Richard Bashford, the RSPB’s Feed the Birds Day project manager, said: “We are losing more and more of the natural environment around our homes, particularly our front gardens. Therefore it’s even more important that we help the birds by making whatever space we do have as wildlife-friendly as possible.
“Research has shown that even tiny front gardens or green verges are vital for urban wildlife, housing up to 786 different species of insect. We urge people to follow our five-point plan and help wildlife now and in the future.”
The RSPB’s five-point plan asks gardeners to:
· Plant a native shrub or climber such as honeysuckle, rose or ivy. These will not only look great in your garden but take up little space and will provide food and shelter for birds and other wildlife
· Leave patches of long grass. This will provide a home for insects eaten by house sparrows and other birds
· Leave cutting back old stems of your herbaceous plants and annuals until the Spring.

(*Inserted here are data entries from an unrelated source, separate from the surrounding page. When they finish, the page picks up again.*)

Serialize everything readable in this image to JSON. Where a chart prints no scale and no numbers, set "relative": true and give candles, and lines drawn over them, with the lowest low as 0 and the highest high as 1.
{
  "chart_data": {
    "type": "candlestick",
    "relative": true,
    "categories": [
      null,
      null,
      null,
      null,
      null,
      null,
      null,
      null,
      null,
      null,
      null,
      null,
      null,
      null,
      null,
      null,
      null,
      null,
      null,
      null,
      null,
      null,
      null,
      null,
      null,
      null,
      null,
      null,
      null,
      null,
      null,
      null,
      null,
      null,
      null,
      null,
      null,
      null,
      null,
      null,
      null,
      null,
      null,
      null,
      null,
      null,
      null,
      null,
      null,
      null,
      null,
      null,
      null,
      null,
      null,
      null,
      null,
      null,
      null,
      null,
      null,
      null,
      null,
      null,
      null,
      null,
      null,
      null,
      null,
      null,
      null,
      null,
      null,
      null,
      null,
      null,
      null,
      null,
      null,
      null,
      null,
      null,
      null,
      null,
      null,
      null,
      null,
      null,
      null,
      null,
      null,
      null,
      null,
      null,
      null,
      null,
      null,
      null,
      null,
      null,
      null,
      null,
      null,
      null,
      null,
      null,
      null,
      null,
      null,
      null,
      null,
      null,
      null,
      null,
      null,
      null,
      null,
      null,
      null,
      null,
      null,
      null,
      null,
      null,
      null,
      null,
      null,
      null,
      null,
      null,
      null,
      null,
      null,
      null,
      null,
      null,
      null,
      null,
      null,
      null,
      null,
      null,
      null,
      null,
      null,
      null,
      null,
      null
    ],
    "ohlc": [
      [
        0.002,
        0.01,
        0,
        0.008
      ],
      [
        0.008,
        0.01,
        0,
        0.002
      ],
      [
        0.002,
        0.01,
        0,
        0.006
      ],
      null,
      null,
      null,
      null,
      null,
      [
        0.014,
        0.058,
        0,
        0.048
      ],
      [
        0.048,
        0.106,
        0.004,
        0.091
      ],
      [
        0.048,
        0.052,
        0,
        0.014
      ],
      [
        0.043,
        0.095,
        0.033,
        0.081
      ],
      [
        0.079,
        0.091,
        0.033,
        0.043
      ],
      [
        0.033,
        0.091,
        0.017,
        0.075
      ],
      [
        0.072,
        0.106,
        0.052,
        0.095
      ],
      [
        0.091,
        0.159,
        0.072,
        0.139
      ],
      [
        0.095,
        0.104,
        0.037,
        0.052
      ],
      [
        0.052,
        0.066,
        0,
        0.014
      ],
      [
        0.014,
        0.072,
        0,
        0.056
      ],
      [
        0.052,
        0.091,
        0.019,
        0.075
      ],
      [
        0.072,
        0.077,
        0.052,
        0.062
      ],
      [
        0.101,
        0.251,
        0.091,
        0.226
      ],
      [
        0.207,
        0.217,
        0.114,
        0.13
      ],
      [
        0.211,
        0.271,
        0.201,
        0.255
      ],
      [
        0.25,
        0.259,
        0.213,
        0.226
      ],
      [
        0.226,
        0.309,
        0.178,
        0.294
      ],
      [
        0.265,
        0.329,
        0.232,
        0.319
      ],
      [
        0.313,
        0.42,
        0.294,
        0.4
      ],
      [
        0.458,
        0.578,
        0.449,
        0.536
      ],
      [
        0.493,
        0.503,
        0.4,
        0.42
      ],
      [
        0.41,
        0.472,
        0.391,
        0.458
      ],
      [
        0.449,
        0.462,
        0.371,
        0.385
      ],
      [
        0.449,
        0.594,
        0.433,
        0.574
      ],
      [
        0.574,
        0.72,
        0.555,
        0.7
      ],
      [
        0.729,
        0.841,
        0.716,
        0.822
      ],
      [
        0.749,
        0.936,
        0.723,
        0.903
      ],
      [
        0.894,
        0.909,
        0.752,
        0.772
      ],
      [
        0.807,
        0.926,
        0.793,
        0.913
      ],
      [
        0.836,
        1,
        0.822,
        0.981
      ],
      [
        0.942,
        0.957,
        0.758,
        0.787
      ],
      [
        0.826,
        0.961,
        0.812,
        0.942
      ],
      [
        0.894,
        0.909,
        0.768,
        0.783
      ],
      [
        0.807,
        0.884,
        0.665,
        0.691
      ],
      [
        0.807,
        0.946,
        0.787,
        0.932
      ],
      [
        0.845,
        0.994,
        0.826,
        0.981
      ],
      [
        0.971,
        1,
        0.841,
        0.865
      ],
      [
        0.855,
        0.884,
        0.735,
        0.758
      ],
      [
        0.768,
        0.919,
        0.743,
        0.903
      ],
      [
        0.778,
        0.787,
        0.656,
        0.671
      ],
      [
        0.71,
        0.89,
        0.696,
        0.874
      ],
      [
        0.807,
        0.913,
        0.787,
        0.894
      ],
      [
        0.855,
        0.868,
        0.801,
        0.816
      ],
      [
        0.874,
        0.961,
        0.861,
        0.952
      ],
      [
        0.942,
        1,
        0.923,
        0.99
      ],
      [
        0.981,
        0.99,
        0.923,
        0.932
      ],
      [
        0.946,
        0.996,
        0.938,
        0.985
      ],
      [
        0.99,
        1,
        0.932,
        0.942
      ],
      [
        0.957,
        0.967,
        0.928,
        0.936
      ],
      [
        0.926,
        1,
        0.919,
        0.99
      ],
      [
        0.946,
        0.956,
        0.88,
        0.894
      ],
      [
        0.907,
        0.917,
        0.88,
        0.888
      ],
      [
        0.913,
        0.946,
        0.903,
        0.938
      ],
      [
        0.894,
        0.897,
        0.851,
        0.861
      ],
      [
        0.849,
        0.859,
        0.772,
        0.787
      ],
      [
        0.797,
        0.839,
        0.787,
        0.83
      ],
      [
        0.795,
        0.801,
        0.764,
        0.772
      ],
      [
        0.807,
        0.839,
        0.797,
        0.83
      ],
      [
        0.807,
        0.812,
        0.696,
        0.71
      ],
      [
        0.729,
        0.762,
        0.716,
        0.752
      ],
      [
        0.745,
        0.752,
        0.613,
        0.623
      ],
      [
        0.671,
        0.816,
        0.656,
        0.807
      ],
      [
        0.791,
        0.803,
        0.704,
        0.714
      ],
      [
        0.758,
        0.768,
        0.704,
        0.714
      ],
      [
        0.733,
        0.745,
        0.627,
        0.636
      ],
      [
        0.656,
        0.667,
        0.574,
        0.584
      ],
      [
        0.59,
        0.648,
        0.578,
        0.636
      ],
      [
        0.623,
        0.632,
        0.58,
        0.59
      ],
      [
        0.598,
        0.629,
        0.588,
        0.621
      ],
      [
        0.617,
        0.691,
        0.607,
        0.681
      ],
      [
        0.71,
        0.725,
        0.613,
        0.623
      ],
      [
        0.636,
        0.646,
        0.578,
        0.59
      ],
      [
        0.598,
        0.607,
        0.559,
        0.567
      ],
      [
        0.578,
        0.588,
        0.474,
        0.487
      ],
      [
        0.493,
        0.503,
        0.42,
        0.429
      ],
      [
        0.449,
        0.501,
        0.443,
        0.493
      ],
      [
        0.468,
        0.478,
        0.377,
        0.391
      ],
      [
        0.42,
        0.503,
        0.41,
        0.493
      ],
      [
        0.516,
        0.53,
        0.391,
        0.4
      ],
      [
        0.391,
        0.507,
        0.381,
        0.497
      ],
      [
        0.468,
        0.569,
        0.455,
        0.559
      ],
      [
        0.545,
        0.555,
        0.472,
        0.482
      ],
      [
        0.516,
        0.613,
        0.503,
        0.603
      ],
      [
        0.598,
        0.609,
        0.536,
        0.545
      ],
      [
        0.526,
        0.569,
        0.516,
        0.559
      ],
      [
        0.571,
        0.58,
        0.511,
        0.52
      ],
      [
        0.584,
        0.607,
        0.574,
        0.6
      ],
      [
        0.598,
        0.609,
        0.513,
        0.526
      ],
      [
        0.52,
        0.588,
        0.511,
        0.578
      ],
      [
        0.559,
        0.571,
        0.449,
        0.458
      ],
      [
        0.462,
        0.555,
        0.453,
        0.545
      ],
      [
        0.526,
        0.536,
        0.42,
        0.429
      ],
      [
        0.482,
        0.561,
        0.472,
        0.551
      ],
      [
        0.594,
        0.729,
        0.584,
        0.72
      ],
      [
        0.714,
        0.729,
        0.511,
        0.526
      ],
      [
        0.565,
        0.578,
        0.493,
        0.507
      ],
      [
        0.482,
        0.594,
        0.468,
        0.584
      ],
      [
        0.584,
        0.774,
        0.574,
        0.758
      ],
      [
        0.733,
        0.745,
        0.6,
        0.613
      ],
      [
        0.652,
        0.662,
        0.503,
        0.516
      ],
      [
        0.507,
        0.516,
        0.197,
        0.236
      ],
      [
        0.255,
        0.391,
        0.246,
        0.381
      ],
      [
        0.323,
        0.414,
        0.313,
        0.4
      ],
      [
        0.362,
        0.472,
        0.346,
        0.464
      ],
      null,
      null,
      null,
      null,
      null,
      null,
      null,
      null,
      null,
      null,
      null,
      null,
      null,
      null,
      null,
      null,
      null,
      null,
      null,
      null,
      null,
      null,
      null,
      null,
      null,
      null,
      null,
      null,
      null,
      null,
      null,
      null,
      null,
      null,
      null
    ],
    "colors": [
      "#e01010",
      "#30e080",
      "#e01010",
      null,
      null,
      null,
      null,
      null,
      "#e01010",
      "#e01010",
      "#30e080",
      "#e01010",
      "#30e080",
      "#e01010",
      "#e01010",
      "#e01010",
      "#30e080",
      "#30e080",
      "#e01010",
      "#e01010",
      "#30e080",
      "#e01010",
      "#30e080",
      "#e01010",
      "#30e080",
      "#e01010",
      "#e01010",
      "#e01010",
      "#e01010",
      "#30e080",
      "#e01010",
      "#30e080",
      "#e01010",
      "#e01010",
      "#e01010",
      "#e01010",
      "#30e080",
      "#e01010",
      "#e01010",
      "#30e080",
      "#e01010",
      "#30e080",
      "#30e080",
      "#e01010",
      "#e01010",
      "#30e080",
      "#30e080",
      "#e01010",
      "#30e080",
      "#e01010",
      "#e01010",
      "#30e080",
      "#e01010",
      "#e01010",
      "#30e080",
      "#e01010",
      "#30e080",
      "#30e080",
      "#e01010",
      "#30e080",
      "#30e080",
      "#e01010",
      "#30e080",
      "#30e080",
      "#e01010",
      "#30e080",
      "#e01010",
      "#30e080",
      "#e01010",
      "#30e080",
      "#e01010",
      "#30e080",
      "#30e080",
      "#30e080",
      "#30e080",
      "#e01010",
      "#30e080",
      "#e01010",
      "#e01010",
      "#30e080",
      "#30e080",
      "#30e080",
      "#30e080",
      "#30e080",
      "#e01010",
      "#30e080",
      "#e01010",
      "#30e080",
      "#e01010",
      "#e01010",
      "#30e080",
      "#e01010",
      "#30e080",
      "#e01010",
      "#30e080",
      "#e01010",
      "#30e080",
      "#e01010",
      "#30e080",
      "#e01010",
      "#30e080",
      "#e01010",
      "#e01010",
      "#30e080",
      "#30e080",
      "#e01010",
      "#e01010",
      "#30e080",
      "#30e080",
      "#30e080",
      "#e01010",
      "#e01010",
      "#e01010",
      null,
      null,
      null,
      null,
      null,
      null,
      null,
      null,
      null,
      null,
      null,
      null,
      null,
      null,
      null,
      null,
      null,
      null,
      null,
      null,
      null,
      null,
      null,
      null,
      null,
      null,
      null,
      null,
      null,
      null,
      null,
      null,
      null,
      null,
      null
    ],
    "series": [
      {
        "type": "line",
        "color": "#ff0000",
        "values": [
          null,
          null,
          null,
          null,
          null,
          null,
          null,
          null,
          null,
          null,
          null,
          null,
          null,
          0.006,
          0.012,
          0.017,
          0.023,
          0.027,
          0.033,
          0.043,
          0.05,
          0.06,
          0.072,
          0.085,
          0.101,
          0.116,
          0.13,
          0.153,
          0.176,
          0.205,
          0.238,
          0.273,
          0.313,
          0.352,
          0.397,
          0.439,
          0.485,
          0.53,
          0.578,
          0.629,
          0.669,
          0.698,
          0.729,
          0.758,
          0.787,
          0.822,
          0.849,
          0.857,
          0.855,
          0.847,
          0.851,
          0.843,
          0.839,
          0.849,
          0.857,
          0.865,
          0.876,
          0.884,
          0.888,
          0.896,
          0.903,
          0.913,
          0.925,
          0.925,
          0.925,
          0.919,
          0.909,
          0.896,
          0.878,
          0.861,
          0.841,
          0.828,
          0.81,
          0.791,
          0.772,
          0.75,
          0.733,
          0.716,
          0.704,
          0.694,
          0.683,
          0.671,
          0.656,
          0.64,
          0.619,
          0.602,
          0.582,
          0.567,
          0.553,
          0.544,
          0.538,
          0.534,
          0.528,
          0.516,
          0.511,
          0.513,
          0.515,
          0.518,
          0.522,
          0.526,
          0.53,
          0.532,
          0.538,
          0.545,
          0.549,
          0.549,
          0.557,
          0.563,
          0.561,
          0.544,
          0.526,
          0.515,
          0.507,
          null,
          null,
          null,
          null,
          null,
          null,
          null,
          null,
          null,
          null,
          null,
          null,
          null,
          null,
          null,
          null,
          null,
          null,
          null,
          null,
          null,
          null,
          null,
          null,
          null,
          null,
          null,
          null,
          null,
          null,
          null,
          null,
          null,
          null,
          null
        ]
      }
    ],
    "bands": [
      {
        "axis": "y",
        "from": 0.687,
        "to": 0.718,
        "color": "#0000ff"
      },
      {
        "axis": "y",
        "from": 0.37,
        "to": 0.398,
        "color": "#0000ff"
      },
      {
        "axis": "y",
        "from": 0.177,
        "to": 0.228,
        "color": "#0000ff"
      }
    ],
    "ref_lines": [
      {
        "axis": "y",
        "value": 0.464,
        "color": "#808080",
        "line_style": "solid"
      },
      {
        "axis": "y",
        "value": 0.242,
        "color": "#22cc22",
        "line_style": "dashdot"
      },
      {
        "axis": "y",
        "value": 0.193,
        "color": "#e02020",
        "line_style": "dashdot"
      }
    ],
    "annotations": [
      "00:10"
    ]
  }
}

Not only will you be providing shelter for insects, the birds will also eat the seeds
· Ensure a supply of fresh water every day in a shallow dish, small water feature or if you have room build a pond! This will attract insects and aquatic plant seeds that birds can feed on, as well as giving them somewhere to drink and bathe
· Supplement natural food sources all year round with feeders and bird tables filled with nuts, seeds and household scraps. This will provide birds with alternative food if insects and plant seeds are hard to find.
Richard added: “The RSPB is still investigating the causes of declines and why bird populations aren’t recovering, currently there is no one factor this can be attributed to. However supplementing natural food with seeds and nuts and planting natural food sources for next Spring can only help.”